Daniels Gumbs House c1900
Daniels Gumbs House c.1900

Daniel Gumb, lived in the early part of the Eighteenth Century near Cheesewring, in a home which he provided for himself among the rocks :-

” Daniel Gumb, a stone-cutter, was born in the parish of Linkinhorne about the beginning of the eighteenth century. In the early part of his life he was very fond of reading, and of a reserved disposition and studious habits, so that even in his youth he acquired a considerable amount of mathematical knowledge. But he became more particularly noted through taking up his abode among the rocks of Stowes Common near the Cheesewring. Here he excavated the ground and placed strong posts under two horizontal slabs of granite, and thus formed a dwelling of the primitive order, with rocky cells and sleeping rooms adjoining of very narrow dimensions; a little walled courtlage and garden on the south side completed the premises.
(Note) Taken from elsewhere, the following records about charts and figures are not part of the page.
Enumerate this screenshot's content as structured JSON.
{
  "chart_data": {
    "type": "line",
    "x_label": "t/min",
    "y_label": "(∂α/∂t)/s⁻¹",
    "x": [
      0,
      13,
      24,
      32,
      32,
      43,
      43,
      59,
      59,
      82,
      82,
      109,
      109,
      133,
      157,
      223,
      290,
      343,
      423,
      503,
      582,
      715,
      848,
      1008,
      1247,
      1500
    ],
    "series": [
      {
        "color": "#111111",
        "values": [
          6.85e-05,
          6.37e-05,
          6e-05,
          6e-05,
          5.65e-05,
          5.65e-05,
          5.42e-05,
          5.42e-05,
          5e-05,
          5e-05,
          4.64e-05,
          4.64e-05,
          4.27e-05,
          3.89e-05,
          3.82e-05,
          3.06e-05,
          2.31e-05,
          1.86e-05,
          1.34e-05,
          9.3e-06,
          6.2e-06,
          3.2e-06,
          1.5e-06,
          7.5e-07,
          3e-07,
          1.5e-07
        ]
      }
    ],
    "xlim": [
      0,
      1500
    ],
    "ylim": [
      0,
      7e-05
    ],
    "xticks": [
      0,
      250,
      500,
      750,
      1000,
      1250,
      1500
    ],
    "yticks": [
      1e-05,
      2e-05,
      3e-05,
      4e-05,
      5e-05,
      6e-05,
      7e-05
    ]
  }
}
When he had thus finished his dwelling place, the Mountain Philosopher- for by this name he had become generally known-took home his bride Florence, also from the Linkinhorne, who brought him a numerous family all born and reared in this untaxed tenement. The mountain-top became his only ‘Place of devotion, for tradition says that he was never known to attend the parish Church or any other place of worship. His wife fully coincided with his eccentric notions and dispensed with the ceremony of churching at the increase of her family, being quite assured that ‘Daniel was a far better . scolard than the passen was.’ Under these singular circumstances it is not surprising that he was visited by many as one of the curiosities of the neighbourhood. He turned his mathematical knowledge to practical use by occasionally surveying and mapping estates, and a headstone in the churchyard shows that he had attained to a respectable ‘ proficiency in letter-making. A diagram on one of the rocks of his now ruined dwelling seems intended to illustrate ‘a problem in Euclid; , D. Gumb 1735’ on another is supposed to be the date of his marriage. But death, which lays his withering hand alike on the philosopher and the illiterate, and who cannot be barricaded against by the most ponderous masses of granite, nor foiled by the most astute mathematical disquisitions, at length, visited the narrow house of Daniel Gumb, and in 1776 he was consigned to a still narrower one. Some of his descendants long continued to follow their father’s occupation in the district.”